While it is hard to imagine the full Build Back Better plan being enacted without a Democratic Senate, it is possible that pieces of it will succeed under both post-Covid recovery plans and infrastructure development plans. Just as the Obama administration used the 2009 Recovery Act to support renewable and energy efficiency projects, the Biden administration is likely to try the same as it attempts to recharge the economy after the recession induced by Covid-19. Many expect that a robust infrastructure bill will be one of Biden’s first initiatives, and there is at least a great deal of hope that he can achieve congressional support for a bill that starts the work of rebuilding the US in a more climate-friendly manner.
Working with China
Thus, the Biden administration may have a climate plan, put together somewhat piecemeal, to bring to the international table. At the same time, the climate challenge itself has become more urgent, and other countries have not been standing still. China has pledged to become carbon neutral by 2060, and while that is a new goal, China has made progress in energy efficiency, renewable energy, nuclear energy and establishing a carbon market in the last several years. Both countries now have these long-term goals, which helps to align their approaches, and now the pressure will be to establish clear intermediate targets and milestones.

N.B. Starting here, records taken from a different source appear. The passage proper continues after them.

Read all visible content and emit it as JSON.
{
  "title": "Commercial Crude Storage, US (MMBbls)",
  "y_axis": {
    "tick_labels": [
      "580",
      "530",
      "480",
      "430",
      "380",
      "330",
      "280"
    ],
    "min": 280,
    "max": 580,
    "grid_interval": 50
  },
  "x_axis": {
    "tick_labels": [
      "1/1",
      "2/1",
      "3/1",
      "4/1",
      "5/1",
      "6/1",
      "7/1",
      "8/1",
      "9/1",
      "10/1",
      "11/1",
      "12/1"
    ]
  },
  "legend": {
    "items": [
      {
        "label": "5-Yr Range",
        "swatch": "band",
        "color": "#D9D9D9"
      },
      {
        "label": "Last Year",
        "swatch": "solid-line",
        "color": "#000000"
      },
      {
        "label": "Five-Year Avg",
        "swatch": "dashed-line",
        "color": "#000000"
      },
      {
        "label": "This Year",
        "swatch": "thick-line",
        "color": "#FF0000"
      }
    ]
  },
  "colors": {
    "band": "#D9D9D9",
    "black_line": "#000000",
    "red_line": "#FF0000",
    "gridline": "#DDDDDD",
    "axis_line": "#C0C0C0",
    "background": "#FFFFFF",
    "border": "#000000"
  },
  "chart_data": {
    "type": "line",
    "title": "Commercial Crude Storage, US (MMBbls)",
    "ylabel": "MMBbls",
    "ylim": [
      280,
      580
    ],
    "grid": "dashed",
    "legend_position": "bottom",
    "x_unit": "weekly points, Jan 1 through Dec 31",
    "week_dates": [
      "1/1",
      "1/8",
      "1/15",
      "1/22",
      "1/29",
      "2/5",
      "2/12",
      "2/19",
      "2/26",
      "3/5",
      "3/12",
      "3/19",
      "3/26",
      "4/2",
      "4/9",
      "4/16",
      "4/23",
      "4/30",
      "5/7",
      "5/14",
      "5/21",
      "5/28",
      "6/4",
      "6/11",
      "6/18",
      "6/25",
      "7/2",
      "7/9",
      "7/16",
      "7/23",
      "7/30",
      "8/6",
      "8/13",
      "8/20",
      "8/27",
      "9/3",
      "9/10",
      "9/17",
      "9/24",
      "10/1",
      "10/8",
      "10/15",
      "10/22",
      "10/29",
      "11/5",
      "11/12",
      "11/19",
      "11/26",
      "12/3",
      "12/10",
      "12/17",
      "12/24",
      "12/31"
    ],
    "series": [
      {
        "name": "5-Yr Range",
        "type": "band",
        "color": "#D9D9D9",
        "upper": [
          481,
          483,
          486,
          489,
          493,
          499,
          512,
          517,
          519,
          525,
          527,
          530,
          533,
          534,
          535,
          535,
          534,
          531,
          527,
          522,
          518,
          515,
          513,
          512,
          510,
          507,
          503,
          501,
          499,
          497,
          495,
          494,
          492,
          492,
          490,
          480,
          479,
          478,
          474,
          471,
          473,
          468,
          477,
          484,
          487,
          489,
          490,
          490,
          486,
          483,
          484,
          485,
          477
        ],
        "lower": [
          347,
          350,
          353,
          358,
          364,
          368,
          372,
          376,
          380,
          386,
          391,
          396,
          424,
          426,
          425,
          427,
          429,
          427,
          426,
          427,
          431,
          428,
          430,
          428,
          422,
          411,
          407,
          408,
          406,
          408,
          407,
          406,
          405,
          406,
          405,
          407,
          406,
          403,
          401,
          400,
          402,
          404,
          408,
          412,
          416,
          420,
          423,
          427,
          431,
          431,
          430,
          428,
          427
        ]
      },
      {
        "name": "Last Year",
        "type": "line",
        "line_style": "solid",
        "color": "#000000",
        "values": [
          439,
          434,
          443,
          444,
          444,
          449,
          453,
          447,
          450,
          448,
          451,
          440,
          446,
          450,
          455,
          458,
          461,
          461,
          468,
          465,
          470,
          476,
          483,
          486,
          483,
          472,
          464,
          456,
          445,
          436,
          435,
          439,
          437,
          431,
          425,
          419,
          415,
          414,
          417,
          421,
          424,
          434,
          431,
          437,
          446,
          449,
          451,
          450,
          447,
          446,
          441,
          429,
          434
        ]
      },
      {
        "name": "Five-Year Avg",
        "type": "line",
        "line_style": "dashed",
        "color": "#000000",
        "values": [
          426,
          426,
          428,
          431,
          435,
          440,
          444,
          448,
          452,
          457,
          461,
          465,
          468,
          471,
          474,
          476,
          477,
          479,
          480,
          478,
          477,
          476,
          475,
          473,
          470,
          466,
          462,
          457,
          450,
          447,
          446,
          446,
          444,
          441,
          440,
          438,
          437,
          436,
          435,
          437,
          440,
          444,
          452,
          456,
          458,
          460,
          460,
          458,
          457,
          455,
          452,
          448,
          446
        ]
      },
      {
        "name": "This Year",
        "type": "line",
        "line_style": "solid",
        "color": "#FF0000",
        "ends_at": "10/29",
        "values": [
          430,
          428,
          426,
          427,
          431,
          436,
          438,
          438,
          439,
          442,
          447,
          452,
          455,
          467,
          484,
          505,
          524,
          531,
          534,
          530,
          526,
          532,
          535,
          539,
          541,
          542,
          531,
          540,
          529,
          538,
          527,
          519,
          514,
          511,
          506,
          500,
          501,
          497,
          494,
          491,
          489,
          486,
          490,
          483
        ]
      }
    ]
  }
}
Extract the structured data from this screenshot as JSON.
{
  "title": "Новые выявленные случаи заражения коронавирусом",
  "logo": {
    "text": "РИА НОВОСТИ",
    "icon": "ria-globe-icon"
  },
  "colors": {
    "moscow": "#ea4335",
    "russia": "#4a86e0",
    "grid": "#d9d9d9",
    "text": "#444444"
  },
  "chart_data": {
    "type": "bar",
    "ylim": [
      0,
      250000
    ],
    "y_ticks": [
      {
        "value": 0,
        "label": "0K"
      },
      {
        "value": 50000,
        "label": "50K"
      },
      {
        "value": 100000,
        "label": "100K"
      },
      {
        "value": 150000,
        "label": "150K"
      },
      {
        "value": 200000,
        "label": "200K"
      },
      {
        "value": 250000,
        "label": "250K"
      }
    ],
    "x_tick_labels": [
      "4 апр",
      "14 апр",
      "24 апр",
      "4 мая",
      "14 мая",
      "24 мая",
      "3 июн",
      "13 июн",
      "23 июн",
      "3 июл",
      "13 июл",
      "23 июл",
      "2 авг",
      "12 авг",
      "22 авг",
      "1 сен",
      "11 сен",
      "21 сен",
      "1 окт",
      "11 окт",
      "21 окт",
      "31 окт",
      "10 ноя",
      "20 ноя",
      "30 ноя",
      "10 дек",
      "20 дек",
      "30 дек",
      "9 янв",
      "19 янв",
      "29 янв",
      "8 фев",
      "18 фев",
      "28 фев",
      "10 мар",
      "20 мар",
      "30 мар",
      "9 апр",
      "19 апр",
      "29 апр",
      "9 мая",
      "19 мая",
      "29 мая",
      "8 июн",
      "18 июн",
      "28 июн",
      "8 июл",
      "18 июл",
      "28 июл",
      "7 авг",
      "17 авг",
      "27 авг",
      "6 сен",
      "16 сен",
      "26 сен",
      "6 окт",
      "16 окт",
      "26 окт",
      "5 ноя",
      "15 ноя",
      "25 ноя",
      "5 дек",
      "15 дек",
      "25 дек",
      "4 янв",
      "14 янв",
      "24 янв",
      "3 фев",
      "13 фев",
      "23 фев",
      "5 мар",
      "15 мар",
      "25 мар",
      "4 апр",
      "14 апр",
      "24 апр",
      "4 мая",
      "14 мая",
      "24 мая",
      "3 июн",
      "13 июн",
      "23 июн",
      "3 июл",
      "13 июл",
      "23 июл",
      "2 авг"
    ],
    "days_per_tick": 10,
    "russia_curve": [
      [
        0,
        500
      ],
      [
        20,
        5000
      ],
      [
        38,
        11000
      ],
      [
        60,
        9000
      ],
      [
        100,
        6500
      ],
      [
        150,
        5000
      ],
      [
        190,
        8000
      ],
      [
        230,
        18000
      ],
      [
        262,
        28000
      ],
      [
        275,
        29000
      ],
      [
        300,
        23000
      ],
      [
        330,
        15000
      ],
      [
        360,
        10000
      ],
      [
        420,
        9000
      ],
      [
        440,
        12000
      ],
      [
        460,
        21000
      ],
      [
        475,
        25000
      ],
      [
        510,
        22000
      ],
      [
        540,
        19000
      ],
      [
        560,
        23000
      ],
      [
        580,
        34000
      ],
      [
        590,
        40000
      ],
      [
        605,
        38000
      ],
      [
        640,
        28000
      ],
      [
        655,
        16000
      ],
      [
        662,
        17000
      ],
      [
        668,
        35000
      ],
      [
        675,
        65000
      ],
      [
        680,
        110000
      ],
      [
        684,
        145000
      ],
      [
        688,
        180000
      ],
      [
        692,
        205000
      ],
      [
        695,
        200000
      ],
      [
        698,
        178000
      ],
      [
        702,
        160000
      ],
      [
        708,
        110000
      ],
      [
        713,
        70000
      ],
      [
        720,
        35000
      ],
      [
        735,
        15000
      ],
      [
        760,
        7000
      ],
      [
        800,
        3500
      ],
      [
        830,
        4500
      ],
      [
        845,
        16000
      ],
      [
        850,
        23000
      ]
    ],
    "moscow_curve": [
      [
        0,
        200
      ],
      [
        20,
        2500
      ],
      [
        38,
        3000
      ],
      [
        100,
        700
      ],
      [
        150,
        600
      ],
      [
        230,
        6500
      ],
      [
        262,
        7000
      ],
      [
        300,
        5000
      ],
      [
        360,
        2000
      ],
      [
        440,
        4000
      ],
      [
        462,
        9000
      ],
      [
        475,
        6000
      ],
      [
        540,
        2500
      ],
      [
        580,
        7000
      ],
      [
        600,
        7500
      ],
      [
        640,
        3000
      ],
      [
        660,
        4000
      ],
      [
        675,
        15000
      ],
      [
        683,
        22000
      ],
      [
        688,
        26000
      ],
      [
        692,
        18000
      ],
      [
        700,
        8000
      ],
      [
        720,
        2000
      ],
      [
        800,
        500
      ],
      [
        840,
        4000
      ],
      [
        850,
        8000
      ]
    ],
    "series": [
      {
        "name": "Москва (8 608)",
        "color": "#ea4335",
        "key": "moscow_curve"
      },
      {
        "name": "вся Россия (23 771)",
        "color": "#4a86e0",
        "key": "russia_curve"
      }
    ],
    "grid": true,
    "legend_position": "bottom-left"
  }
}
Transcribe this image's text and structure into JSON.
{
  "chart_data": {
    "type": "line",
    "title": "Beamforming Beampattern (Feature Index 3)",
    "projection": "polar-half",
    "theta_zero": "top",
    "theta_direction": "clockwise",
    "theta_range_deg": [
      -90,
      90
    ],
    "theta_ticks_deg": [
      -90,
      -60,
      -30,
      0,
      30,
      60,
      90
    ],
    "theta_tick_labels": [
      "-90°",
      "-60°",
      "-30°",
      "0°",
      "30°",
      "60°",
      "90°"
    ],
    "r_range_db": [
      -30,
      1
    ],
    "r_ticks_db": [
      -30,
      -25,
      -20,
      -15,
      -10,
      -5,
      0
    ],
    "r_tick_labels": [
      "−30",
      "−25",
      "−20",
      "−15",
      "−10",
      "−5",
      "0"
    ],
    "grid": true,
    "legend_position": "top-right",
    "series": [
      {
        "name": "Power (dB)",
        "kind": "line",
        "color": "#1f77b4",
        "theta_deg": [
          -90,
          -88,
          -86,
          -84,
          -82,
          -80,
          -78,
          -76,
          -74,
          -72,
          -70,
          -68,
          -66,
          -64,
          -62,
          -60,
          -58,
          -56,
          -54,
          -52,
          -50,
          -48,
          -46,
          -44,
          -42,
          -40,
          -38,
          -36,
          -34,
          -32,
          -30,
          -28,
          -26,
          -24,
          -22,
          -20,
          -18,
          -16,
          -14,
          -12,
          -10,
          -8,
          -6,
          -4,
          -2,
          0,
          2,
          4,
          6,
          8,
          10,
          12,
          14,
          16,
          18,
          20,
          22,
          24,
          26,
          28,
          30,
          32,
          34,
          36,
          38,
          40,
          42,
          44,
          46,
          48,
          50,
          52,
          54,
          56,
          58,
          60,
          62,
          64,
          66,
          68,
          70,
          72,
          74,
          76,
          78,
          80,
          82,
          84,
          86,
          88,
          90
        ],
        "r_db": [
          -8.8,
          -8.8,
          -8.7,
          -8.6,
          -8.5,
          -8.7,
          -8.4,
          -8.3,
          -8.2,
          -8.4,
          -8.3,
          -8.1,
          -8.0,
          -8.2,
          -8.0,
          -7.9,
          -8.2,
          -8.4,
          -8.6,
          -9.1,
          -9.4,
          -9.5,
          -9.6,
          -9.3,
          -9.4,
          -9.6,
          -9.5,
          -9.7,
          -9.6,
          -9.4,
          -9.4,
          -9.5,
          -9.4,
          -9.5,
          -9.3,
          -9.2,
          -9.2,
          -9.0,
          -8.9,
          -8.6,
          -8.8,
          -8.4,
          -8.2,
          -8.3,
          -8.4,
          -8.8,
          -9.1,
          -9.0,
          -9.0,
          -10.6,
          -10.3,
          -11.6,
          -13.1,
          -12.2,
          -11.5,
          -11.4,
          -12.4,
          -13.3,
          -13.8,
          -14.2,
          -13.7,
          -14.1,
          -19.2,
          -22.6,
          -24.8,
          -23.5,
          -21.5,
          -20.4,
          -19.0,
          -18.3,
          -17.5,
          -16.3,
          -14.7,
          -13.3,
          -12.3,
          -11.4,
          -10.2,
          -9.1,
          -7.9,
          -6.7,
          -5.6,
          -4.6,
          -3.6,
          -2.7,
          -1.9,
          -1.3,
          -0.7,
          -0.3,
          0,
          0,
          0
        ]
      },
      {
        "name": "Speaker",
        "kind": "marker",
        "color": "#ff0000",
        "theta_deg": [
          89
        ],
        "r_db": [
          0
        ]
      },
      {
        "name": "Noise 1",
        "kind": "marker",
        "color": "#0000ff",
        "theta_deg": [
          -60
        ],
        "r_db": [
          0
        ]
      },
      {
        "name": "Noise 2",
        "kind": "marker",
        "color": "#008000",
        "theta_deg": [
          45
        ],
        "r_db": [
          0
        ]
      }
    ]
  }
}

Whether the two countries, responsible for 40% of global emissions, can work together will depend not just on their ability to enhance their domestic programmes, but also their ability to cooperate. The bilateral relationship has deteriorated considerably under Trump. In retrospect, it seems clear that tensions were already rising under Obama, and that many Americans felt that the Chinese government had not been sufficiently responsive to US concerns. While many feel Trump’s reliance on trade wars was not effective, differences on a range of issues from security to trade to human rights continue. The challenge will be whether the US and China can find a way to work together in an environment of increased competition and complexity.
The right model for a new view of the climate relationship might be to look at approaches like that which created the World Trade Organisation, rather than a more general idea of cooperation. A trade agreement sets the parameters for vigorous competition by all trading countries. The key for governments is to establish the liberal institutional order, the rules of the game, under which countries compete. As the US and China increasingly view each other as chief competitors, agreements, including Paris, might be best viewed in this light. The object is to establish the parameters for decarbonisation. Then countries and companies will compete to produce the best products, methods and policies for reducing carbon pollution. The result of competition within a set of rules and standards could be to produce new and better approaches to decarbonisation at lower cost. In any event, a realistic model will need to recognise that the US and China will often be competitors, but nevertheless share a profound interest in reducing the harm from global warming.